En el ámbito filosófico, la metafísica positivista y racionalista fue eficazmente rebatida por los diversos movimientos idealistas, por el brote de espiritualismo y por las fuertes corrientes anti-intelectualistas, las cuales constituyeron la actitud más generalizada y típica de la nueva generación.
Una disciplina muy particular —la psicología— que está situada entre las ciencias naturales y la filosofía, ha adquirido en el siglo XX una notable y animada evolución. Sometida en un principio al positivismo, rápidamente se fue liberando para orientarse hacia un sentido más amplio y espiritual.
En el ámbito considerado más específicamente como espiritual y religioso, el siglo XX ha producido importantes desarrollos e indudables progresos. A este respecto podemos reseñar tres tendencias principales que con el tiempo se han ido propagando y vigorizando cada vez más.
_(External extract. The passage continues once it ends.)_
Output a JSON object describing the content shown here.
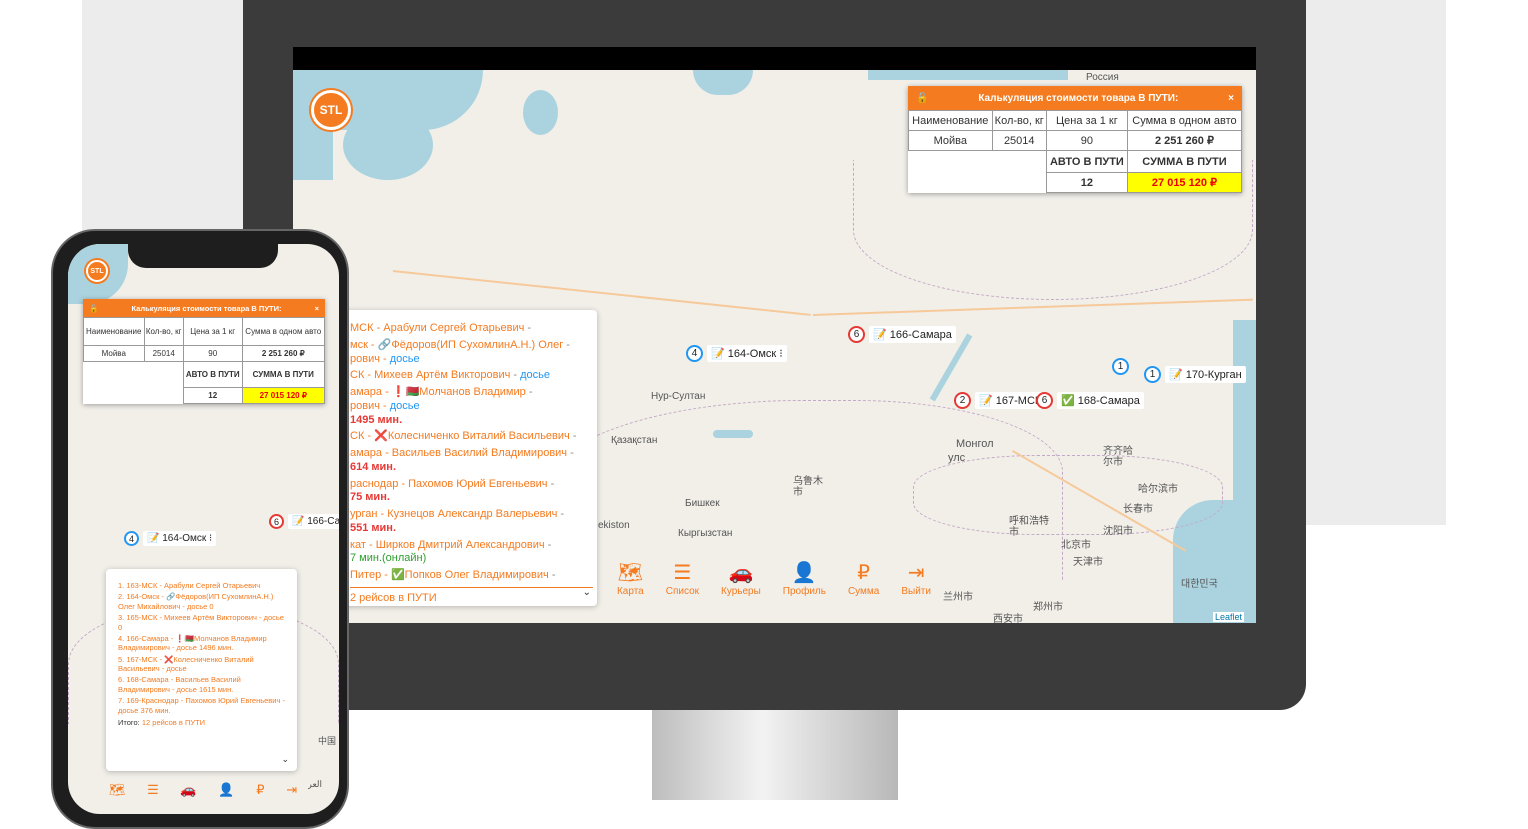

1) La tendencia a la ampliación, a la universalidad y a la síntesis. El anti-intelectualismo también se consolidó en este campo en forma de anti-dogmatismo y de anti-formalismo.
Empieza a tener lugar un creciente reconocimiento de la relatividad de toda formulación doctrinal y de toda sistematización formalista, y se comprenden cada vez mejor como meramente indicativas y simbólicas. Ello no implica que sean negadas o suprimidas, sino que son colocadas en su justo lugar.
A ello ha contribuido en gran medida el mayor conocimiento, tanto en profundidad como en extensión, de los conceptos espirituales de otros pueblos; sobre todo de los orientales y, en particular, de los hindúes. Se puede decir que con ello se inició una verdadera síntesis cultural y espiritual entre Oriente y Occidente, cuyo alcance y consecuencias pueden llegar a ser enormes: pueden llevar a que se produzca la unificación, no formal o externa, sino interna y sustancial, de toda la humanidad.
2) La segunda tendencia es la interiorización y la experiencia espiritual directa, que se manifiesta en el creciente interés por la mística y por los métodos de disciplina y de conquista interiores: concentración, meditación, iluminación, yoga, etc.
3) La tercera es la tendencia a llevar la espiritualidad a la vida cotidiana, tanto a nivel individual como social. Existen también dos factores de suma importancia:
1) Nos encaminamos hacia una espiritualidad integral (que podríamos llamar psicosíntesis espiritual) que contempla al hombre en su totalidad, sin compartimientos estancos, sin oposición entre el corazón y la mente, entre el alma y el cuerpo, o entre la vida interior y la vida práctica, y que se hace extensiva a la vida social.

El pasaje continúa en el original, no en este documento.